Dinding-dinding kamar saya semakin menekan. Hati saya berdetak kencang, dan air mata tidak bisa saya tahan lagi. Saya mencoba mengalihkan perhatian saya dengan buku-buku, tapi setiap kata sepertinya mengejek saya, setiap halaman merupakan pengingat eksistensi terperangkap saya. Saya sudah menyerah pada kelas-kelas saya, karena—yah, saya tidak akan kembali. Jelas saja.
Saya simpulkan peluang terbaik saya adalah melarikan diri dari gala itu sendiri, ketika semua orang terlalu sibuk untuk menyadari bahwa saya telah pergi. Saya membungkus tas dengan niat untuk melarikan diri, mengisinya dengan pakaian, makanan, dan seluruh saldo rekening bank saya, setelah menarik semua uangnya. Saya tidak tahu kemana saya akan pergi atau apa yang akan saya lakukan, tapi saya tidak bisa tinggal di sini lebih lama lagi.
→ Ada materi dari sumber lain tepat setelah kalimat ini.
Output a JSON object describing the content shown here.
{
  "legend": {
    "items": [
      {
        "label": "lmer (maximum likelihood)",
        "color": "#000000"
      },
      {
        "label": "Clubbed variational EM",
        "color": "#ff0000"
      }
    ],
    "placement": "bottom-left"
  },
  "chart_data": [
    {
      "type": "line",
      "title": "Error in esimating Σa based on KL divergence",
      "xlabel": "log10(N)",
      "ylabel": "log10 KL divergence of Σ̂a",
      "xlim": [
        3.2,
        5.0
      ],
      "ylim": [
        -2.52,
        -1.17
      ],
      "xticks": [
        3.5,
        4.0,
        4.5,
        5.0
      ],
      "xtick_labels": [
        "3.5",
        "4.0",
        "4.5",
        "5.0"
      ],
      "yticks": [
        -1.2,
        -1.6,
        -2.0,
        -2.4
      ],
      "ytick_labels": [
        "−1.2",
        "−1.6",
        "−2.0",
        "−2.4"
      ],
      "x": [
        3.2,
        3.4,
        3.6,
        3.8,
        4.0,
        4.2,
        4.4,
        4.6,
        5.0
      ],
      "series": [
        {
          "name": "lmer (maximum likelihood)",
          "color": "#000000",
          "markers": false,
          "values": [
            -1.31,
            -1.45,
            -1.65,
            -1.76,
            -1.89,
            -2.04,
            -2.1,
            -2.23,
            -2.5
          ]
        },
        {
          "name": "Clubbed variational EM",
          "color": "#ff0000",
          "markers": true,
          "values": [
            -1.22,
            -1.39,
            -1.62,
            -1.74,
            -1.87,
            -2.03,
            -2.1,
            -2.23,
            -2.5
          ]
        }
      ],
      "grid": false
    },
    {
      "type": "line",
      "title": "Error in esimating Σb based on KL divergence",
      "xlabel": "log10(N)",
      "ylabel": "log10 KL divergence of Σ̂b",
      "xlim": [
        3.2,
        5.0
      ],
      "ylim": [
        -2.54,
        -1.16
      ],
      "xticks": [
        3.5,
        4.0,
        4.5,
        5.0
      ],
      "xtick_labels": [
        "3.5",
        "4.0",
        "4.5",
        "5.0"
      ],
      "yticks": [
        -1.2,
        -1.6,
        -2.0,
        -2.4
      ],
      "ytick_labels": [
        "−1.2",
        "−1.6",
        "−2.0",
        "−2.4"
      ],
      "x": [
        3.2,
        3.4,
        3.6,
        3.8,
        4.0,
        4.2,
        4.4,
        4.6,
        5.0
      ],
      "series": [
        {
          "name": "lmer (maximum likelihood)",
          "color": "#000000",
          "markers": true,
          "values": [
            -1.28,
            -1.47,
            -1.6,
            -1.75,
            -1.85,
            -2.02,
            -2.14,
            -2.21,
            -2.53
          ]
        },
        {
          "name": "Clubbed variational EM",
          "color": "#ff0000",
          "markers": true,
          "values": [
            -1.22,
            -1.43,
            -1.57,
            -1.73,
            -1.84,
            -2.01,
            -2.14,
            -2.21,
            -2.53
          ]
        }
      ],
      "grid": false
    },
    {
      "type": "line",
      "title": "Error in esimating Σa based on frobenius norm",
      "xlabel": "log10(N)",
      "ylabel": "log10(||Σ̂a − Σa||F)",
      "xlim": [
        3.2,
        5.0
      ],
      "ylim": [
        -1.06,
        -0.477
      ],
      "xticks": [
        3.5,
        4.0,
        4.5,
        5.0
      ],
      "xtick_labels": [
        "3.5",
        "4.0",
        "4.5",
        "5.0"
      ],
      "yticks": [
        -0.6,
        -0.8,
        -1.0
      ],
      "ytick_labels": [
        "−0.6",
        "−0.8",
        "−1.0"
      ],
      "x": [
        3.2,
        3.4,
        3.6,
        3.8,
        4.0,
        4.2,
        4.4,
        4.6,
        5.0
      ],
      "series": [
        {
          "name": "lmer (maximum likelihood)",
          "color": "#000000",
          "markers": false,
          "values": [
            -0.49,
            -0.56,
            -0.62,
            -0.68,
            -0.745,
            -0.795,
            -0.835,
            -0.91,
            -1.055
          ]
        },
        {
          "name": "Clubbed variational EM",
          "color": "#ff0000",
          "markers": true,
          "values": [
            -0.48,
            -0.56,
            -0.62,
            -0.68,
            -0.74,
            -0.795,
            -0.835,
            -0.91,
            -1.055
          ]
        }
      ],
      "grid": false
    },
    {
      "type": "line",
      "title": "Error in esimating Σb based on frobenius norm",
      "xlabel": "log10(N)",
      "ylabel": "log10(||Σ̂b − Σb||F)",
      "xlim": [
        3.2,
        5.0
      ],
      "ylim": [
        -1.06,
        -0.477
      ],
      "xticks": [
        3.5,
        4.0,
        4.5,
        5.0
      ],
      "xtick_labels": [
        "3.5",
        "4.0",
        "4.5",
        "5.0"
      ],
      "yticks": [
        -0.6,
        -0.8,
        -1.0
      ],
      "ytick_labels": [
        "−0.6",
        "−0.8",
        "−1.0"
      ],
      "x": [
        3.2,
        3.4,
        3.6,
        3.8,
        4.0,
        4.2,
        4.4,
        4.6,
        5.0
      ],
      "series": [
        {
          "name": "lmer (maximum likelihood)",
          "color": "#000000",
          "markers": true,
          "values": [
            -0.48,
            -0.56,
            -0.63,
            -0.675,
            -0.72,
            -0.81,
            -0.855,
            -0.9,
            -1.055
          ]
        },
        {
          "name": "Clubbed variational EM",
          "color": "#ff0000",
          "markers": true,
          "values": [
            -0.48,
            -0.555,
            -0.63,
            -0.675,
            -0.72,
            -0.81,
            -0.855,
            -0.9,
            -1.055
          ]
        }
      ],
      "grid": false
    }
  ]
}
Saya membeli telepon burner dan memprogram nomor Lisa ke dalamnya, tapi saya tidak yakin apakah akan aman untuk mengirim pesan kepadanya ketika saya sudah pergi. Seperti pengecut, saya tidak mengatakan apa pun tentang rencana saya, dan merasa seolah-olah sedang berduka atas kehilangan sahabat saya yang terbaik. Jika saya memberitahunya sesuatu, dia akan terancam bahaya, dengan asumsi kelompok saya cukup peduli untuk memburunya demi informasi. Lebih baik bersikap seolah-olah semuanya normal.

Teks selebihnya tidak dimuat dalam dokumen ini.